Christmas Eve came and it was time to unwrap the Jaguar. Finally! But...I had to save it for last. First gifts were the usual: a new sweatsuit, some new pants, socks, and shirts, and a few new movies of Disney favors. Then came the Jaguar. I couldn't be happier! Or so I thought. Another surprise package came from my Aunt. In a box usually for clothes was some more games for the system. They had found a few in Springfield's Battlefield Mall on clearance and grabbed a few. While there was no Tempest 2000 there was I*War, Syndicate, and Wolfenstein 3D. I was set for one helluva winter!
The Jaguar left an impression that year in such a way that I was glad to have taken a chance on it. The family members involved to this point in Christmas gifts to me I no longer have. I don't think they ever knew just how much I appreciated all those Christmases I had with them...and all the other times I spent with them as well and not just around the holidays. They knew what I enjoyed the most and went out of their way to fill that hobby. I didn't have to ask and in some ways it felt like that was their way of rewarding me for what I was doing from my Grandmother, who I had been helping take care of since I was 10 years old.

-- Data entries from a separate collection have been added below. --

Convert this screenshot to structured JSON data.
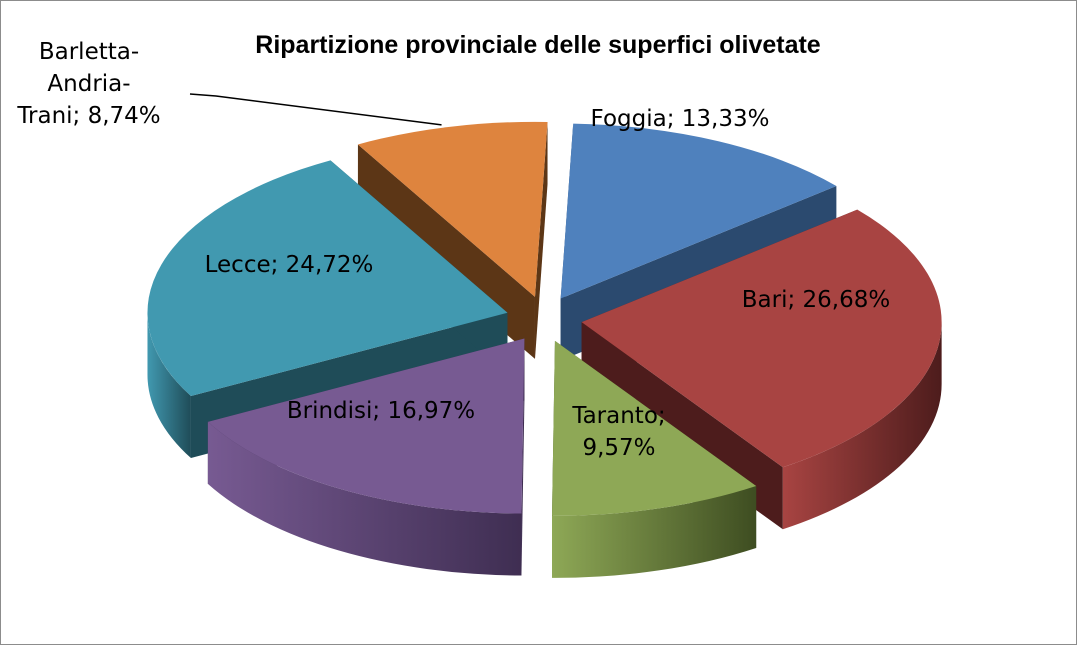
{
  "chart_data": {
    "type": "pie",
    "style": "3d-exploded",
    "title": "Ripartizione provinciale delle superfici olivetate",
    "legend": "none",
    "slices": [
      {
        "name": "Foggia",
        "value": 13.33,
        "label_lines": [
          "Foggia; 13,33%"
        ],
        "color": "#4f81bd",
        "dark": "#2b4a6f"
      },
      {
        "name": "Bari",
        "value": 26.68,
        "label_lines": [
          "Bari; 26,68%"
        ],
        "color": "#a84442",
        "dark": "#4d1c1c"
      },
      {
        "name": "Taranto",
        "value": 9.57,
        "label_lines": [
          "Taranto;",
          "9,57%"
        ],
        "color": "#8ea856",
        "dark": "#3e4d21"
      },
      {
        "name": "Brindisi",
        "value": 16.97,
        "label_lines": [
          "Brindisi; 16,97%"
        ],
        "color": "#775a92",
        "dark": "#3f2e52"
      },
      {
        "name": "Lecce",
        "value": 24.72,
        "label_lines": [
          "Lecce; 24,72%"
        ],
        "color": "#4199b0",
        "dark": "#1f4c58"
      },
      {
        "name": "Barletta-Andria-Trani",
        "value": 8.74,
        "label_lines": [
          "Barletta-",
          "Andria-",
          "Trani; 8,74%"
        ],
        "color": "#de843e",
        "dark": "#5c3616"
      }
    ]
  }
}
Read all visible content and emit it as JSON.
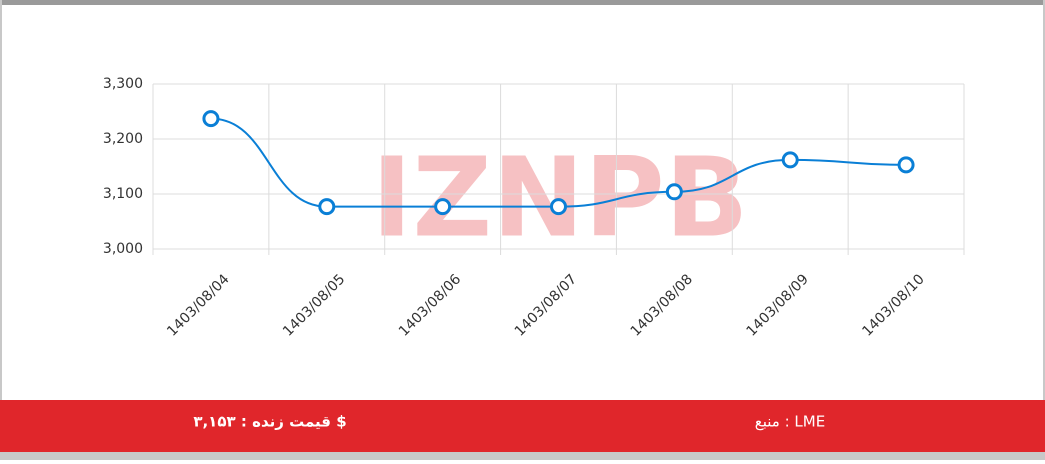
{
  "chart_data": {
    "type": "line",
    "watermark": "IZNPB",
    "categories": [
      "1403/08/04",
      "1403/08/05",
      "1403/08/06",
      "1403/08/07",
      "1403/08/08",
      "1403/08/09",
      "1403/08/10"
    ],
    "series": [
      {
        "color": "#0a7fd6",
        "values": [
          3237,
          3077,
          3077,
          3077,
          3104,
          3162,
          3153
        ]
      }
    ],
    "ylim": [
      3000,
      3300
    ],
    "yticks": [
      {
        "value": 3000,
        "label": "3,000"
      },
      {
        "value": 3100,
        "label": "3,100"
      },
      {
        "value": 3200,
        "label": "3,200"
      },
      {
        "value": 3300,
        "label": "3,300"
      }
    ],
    "grid": true
  },
  "footer": {
    "live_price": "قیمت زنده : ۳,۱۵۳ $",
    "source": "منبع : LME",
    "color": "#e0262b"
  }
}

Granny enjoyed the games as much as she could with the colors and sounds...and it would often times place her mind at ease so much that she would go to sleep on me (haha).
They don't make family members like that much any more, and it seems like the holidays are nothing like what they use to be. Just like my family members the Jaguar will forever hold a place in my memories that will not be forgotten. I was fortunate enough to have another Jaguar, after decades of being without one, land in my living room and when I seen it I sat there and held the machine for what seemed like a long time admiring the design and immediately shed a few tears when memories of that Christmas Eve started playing back in my mind.
It took me a long time to understand why I have such a heart for these game machines. They are nothing more than plastic and computer electronics. They entertain...that's all they do. But I realized that every machine, mostly Atari machines, I ever had gave a connection to the love of family that loved me more than anything else in the world. And that's why all my game machines, including the Jaguar, continue to play an important role in my life.